Log archiving configuration for Db2 high availability disaster recovery (HADR)

To use log archiving with Db2 high availability disaster recovery (HADR), configure both the primary database and the standby database for automatic log retrieval capability from all log archive locations. For multiple standby systems, configure archiving on primary and all standby databases.

Only the current primary database can perform log archiving. If the primary and standby databases are set up with separate archiving locations, logs are archived only to the primary database's archiving location. In the event of a takeover, the standby database becomes the new primary database and any logs archived from that point on are saved to the original standby database's archiving location. In such a configuration, logs are archived to one location or the other, but not both; with the exception that following a takeover, the new primary database might archive a few logs that the original primary database had already archived. In a multiple standby system, the archived log files can be scattered among all databases' (primary and standbys) archive devices.

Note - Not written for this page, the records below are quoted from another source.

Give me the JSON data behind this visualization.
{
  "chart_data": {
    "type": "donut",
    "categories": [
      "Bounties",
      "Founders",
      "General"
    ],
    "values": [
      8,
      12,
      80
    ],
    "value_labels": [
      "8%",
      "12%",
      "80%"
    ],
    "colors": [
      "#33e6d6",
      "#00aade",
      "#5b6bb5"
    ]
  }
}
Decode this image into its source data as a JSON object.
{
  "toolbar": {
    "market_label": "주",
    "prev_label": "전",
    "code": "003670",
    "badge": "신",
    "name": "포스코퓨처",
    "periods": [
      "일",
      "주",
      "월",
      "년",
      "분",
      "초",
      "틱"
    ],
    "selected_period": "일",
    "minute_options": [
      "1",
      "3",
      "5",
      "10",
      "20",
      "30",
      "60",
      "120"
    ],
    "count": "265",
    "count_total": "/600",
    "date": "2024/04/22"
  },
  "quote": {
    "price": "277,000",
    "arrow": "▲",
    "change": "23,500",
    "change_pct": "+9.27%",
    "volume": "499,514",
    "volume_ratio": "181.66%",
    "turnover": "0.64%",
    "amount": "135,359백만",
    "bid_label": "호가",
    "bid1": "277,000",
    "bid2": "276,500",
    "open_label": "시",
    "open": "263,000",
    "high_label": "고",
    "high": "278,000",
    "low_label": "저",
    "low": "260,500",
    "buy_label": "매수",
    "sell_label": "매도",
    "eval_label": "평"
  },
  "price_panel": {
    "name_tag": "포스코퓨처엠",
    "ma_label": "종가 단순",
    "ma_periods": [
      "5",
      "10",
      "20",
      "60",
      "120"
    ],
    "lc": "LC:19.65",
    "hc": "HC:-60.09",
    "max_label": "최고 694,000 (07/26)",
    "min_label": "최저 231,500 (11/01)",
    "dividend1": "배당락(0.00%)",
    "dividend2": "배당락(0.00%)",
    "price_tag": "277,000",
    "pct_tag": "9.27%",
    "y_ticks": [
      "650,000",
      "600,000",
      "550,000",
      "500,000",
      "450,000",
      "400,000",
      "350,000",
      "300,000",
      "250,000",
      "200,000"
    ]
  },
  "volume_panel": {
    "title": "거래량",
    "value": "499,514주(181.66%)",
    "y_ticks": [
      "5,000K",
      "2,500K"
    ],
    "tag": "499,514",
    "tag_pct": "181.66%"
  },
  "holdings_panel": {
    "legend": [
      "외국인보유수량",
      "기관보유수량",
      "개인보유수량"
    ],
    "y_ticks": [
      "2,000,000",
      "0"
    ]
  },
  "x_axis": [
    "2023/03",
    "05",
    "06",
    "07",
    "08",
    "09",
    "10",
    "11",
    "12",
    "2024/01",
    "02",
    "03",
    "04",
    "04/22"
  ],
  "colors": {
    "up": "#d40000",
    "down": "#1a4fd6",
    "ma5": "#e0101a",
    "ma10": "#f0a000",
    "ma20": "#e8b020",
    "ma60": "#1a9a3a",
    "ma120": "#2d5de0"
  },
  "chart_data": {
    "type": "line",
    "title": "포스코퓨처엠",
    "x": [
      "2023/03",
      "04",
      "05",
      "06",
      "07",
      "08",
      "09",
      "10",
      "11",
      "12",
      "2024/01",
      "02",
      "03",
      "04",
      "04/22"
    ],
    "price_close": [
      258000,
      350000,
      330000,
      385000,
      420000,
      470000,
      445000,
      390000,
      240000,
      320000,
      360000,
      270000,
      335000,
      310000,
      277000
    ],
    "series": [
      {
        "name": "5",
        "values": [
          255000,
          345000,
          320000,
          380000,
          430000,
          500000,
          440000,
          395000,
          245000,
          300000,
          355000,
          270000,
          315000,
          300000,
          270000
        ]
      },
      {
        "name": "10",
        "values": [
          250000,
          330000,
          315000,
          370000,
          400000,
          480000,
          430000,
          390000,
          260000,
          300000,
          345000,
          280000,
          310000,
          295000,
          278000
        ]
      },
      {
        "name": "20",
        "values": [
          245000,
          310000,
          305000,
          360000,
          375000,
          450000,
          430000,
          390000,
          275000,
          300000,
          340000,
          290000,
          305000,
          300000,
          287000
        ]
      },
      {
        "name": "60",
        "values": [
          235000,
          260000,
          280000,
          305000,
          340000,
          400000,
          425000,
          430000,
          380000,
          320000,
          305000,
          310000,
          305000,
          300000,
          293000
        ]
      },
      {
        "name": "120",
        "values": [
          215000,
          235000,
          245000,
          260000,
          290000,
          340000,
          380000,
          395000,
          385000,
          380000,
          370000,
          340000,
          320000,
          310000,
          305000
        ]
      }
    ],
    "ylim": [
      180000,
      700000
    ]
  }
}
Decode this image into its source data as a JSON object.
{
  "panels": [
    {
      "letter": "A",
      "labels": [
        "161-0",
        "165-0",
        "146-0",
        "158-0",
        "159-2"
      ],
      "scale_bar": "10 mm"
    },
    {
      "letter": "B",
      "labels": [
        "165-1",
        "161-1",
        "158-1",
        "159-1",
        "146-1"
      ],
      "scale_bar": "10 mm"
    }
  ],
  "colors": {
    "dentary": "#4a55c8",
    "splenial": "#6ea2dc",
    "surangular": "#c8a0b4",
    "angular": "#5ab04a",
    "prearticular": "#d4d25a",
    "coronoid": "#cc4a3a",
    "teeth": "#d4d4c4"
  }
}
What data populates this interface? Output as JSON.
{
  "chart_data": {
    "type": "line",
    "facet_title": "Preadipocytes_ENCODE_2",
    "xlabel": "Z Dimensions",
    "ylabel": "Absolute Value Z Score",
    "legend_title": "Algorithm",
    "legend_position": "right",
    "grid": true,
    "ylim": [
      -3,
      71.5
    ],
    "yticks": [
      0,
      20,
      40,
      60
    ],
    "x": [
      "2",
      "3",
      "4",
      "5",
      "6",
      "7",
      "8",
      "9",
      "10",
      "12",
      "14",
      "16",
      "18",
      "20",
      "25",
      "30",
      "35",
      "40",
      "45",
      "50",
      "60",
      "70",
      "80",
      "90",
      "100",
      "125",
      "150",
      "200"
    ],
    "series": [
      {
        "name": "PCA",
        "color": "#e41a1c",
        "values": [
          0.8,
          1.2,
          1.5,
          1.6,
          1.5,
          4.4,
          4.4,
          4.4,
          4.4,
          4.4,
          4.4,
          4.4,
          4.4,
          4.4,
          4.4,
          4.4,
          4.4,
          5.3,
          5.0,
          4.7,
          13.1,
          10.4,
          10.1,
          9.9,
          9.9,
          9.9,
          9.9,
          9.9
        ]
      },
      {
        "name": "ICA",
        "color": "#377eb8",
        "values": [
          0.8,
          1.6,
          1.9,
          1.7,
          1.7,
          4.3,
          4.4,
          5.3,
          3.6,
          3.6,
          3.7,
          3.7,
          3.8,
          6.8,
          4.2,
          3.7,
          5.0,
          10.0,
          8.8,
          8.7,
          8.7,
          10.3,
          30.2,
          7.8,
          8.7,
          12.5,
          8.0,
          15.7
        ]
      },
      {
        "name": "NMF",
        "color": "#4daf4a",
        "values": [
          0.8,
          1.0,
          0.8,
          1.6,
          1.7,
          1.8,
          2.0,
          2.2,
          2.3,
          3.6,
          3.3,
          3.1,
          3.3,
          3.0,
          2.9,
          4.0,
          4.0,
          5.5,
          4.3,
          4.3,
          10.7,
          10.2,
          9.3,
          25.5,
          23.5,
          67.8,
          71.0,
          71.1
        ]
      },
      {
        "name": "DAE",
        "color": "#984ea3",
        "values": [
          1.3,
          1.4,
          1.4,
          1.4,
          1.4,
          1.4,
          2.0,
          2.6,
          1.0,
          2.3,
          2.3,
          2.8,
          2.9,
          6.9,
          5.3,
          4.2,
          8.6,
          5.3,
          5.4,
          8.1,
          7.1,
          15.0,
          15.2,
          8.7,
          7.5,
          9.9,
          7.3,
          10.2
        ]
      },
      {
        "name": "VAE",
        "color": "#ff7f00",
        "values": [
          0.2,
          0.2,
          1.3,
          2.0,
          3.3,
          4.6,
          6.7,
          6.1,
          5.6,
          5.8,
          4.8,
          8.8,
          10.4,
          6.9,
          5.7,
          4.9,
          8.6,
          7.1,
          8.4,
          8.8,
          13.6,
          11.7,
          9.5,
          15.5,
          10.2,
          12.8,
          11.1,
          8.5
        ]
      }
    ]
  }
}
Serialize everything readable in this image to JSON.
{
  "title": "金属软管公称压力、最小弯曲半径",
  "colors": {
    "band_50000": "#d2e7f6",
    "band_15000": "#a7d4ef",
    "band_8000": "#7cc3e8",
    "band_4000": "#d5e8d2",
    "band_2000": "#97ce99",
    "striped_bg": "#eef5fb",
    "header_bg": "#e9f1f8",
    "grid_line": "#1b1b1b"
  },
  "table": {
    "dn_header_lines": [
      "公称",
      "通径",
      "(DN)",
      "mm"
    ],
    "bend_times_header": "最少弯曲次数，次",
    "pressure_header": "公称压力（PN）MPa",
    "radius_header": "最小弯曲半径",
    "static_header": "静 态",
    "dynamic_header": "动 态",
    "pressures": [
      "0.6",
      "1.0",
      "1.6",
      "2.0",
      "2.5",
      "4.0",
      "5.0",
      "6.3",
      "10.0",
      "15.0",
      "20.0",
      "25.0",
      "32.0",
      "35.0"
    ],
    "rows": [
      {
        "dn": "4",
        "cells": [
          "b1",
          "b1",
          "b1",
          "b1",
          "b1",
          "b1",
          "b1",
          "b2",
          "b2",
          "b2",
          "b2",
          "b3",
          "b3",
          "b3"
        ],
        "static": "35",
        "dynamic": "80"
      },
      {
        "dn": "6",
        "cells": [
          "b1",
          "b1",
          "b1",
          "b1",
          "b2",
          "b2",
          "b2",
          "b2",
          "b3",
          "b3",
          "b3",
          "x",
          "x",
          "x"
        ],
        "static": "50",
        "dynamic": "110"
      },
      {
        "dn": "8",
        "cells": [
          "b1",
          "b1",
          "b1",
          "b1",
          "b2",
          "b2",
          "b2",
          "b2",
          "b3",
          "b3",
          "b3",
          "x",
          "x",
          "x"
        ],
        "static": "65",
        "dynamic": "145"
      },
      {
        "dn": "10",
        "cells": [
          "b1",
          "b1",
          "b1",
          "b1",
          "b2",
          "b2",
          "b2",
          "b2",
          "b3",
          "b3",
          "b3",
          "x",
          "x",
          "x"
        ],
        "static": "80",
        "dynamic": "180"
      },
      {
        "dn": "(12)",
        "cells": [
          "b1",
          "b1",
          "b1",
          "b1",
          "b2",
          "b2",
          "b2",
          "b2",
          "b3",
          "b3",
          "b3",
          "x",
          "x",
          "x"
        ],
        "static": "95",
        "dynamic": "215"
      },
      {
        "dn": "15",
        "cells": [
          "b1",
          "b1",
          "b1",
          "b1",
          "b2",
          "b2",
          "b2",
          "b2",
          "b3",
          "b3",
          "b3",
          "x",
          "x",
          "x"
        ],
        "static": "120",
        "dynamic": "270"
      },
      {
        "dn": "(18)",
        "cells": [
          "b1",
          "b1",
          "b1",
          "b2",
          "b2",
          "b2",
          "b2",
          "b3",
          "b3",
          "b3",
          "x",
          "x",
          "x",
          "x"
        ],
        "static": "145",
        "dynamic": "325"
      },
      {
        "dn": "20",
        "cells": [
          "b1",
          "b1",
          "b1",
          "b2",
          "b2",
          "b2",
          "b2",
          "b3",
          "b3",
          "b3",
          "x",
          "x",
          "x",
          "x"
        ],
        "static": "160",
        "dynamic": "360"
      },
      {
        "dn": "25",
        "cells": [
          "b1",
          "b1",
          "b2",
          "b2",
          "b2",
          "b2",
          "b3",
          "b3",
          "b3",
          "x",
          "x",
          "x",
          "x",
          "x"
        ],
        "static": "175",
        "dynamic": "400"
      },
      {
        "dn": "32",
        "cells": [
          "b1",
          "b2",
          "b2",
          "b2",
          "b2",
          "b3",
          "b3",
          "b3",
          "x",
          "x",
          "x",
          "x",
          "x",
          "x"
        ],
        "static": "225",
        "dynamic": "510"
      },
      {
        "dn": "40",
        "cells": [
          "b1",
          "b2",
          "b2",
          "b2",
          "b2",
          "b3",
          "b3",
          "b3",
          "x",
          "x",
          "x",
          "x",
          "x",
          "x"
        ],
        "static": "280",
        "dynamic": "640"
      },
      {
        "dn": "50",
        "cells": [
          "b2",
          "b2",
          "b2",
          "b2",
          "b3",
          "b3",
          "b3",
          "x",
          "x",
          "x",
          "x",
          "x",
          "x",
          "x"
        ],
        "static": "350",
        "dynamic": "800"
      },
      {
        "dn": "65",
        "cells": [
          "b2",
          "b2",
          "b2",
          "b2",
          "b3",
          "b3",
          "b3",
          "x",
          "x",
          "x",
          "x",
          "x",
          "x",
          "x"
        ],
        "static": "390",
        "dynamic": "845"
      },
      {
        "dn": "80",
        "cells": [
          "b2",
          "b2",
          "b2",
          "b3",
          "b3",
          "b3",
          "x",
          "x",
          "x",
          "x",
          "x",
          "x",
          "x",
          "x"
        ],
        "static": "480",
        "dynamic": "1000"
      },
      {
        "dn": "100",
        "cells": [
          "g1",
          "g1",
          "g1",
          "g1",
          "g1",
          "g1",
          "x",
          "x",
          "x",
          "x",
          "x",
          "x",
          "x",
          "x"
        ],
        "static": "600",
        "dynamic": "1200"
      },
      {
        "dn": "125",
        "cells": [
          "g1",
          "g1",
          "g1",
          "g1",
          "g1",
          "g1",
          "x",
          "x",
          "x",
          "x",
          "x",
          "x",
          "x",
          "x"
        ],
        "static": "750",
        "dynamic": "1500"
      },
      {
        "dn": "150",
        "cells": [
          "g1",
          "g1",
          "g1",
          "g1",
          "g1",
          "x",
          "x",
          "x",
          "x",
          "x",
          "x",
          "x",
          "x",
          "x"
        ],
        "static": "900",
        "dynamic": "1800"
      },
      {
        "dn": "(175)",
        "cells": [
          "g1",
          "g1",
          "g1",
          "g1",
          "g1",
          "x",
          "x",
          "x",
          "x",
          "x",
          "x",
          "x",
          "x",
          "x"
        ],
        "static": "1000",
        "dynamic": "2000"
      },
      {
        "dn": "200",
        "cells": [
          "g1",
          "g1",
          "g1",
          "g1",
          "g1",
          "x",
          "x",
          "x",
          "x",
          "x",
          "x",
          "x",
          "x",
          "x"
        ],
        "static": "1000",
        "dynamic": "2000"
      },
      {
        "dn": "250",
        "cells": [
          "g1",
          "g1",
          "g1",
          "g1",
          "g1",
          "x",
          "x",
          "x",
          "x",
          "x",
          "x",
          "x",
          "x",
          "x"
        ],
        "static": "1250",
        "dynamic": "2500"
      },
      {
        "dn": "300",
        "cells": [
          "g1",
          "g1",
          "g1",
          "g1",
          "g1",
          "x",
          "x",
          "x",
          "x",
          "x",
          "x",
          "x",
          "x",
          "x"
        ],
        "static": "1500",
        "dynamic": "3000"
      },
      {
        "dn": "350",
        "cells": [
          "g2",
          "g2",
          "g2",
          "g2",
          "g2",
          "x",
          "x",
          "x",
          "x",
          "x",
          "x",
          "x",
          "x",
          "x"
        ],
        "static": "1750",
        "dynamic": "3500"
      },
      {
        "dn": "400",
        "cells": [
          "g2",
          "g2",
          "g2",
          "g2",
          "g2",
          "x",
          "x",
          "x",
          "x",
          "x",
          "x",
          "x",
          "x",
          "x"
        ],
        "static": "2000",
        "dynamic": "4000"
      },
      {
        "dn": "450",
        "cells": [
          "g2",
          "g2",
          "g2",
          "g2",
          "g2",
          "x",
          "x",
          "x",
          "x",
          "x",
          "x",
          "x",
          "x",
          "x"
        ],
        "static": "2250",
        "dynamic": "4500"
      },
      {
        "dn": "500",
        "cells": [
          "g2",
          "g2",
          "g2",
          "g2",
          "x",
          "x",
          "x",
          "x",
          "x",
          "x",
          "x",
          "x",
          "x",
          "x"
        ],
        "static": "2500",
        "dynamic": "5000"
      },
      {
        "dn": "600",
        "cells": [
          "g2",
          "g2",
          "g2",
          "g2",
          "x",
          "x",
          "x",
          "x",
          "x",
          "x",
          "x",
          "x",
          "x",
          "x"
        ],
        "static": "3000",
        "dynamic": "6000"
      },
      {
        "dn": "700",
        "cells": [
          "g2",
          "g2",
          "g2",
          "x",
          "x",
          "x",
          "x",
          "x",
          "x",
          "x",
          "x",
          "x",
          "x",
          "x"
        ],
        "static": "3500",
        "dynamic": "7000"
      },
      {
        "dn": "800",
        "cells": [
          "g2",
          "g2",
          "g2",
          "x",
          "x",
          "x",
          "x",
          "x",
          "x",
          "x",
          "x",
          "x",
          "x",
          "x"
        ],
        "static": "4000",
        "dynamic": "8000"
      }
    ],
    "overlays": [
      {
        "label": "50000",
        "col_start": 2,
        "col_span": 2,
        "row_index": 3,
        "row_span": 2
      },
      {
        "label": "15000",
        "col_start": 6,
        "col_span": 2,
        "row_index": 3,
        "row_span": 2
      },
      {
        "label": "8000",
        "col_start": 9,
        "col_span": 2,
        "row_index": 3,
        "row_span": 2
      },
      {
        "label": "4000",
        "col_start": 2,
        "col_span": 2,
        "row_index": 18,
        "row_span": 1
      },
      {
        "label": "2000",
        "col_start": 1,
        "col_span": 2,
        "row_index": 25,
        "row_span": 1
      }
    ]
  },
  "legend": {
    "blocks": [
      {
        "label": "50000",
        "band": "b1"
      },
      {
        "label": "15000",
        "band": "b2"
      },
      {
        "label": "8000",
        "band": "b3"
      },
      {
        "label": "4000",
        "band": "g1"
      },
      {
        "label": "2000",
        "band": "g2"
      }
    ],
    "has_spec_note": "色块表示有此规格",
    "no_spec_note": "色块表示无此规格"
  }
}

A shared archive is preferred because all files are stored in a single location.

Many operations need to retrieve archived log files. These operations include: database roll forward, the HADR primary database retrieving log files to send to the standby database in remote catch up, and replication programs (such as Q Replication) reading logs. As a result, a shared archive for an HADR system is preferred, otherwise, the needed files can be distributed on multiple archive devices, and user intervention is needed to locate the needed files and copy them to the requesting database. The recommended copy destination is an archive device. If copying into an archive is not feasible, copy the logs into the overflow log path. As a last resort, copy them into the log path (but you should be aware that there is a risk of damaging the active log files). Db2 does not auto delete user copied files in the overflow and active log path, so you should manually remove the files when they are no longer needed by any HADR standby or any application.

A specific scenario is a takeover with multiple HADR standbys. After the takeover, the new primary might not have all log files needed by other standbys (because a standby is at an older log position). If the primary cannot find a requested log file, it notifies the standby, which closes the connection and then reconnects in a few seconds to retry. The retry duration is limited to a few minutes. When retry time is exhausted, the standby shuts down. In this case, you should copy the files to the primary to ensure it has files from the first missing file to its current log file. After the files are copied, restart the standby if needed.

The standby database automatically manages log files in its log path. The standby database does not delete a log file from its local log path until it has been notified by the primary database that the primary database has archived it. This behavior provides added protection against the loss of log files. If the primary database fails and its log disk becomes corrupted before a particular log file is archived on the primary database, the standby database does not delete that log file from its own disk because it has not received notification that the primary database successfully archived the log file. If the standby database then takes over as the new primary database, it archives that log file before recycling it. If both the logarchmeth1 and logarchmeth2 configuration parameters are in use, the standby database does not recycle a log file until the primary database has archived it using both methods.

In addition to the benefits previously listed, a shared log archive device improves the catchup process by allowing the standby database to directly retrieve older log files from the archive in local catchup state, instead of retrieving those files indirectly through the primary in remote catchup state. However, it is recommended that you not use a serial archive device such as a tape drive for HADR databases. With serial devices, you might experience performance degradation on both the primary and standby databases because of mixed read and write operations. The primary writes to the device when it archives log files and the standby reads from the device to replay logs. This performance impact can occur even if the device is not configured as shared.

If configured to use Advanced Log Space Management (ALSM), it is recommended to use a shared archive between the primary and standby databases. In the rare case that an extraction log file is unusable (for example, due to a disk error), the previously archived log file will be retrieved from the archives and used for either replay or rollback. If the archived log file is not accessible, the operation fails and manual user intervention is required.

Shared log archives on Tivoli Storage Manager

Using a shared log archive with IBM® Tivoli® Storage Manager (TSM) allows one or more nodes to appear as a single node to the TSM server, which is especially useful in an HADR environment where either machine can be the primary at any one time.

To set up a shared log archive, you need to use proxy nodes which allow the TSM client nodes to perform data protection operations against a centralized name space on the TSM server. The target client node owns the data and agent nodes act on behalf of the target nodes to manage the backup data. The proxy node target is the node name defined on the TSM server to which backup versions of distributed data are associated. The data is managed in a single namespace on the TSM server as if it is entirely the data for this node. The proxy node target name can be a real node (for example, one of the application hosts) or a virtual node name (that is, with no corresponding physical node). To create a virtual proxy node name, use the following commands on the TSM server:
  Grant proxynode target=virtual-node-name agent=HADR-primary-name
  Grant proxynode target=virtual-node-name agent=HADR-standby-name
Next, you need to set these database configuration parameters on the primary and standby databases to the virtual-node-name:
  • vendoropt
  • logarchopt
In a multiple standby setup, you need to grade proxynode access to all machines on the TSM server and configure the vendoropt and logarchopt configuration parameters on all of the standbys.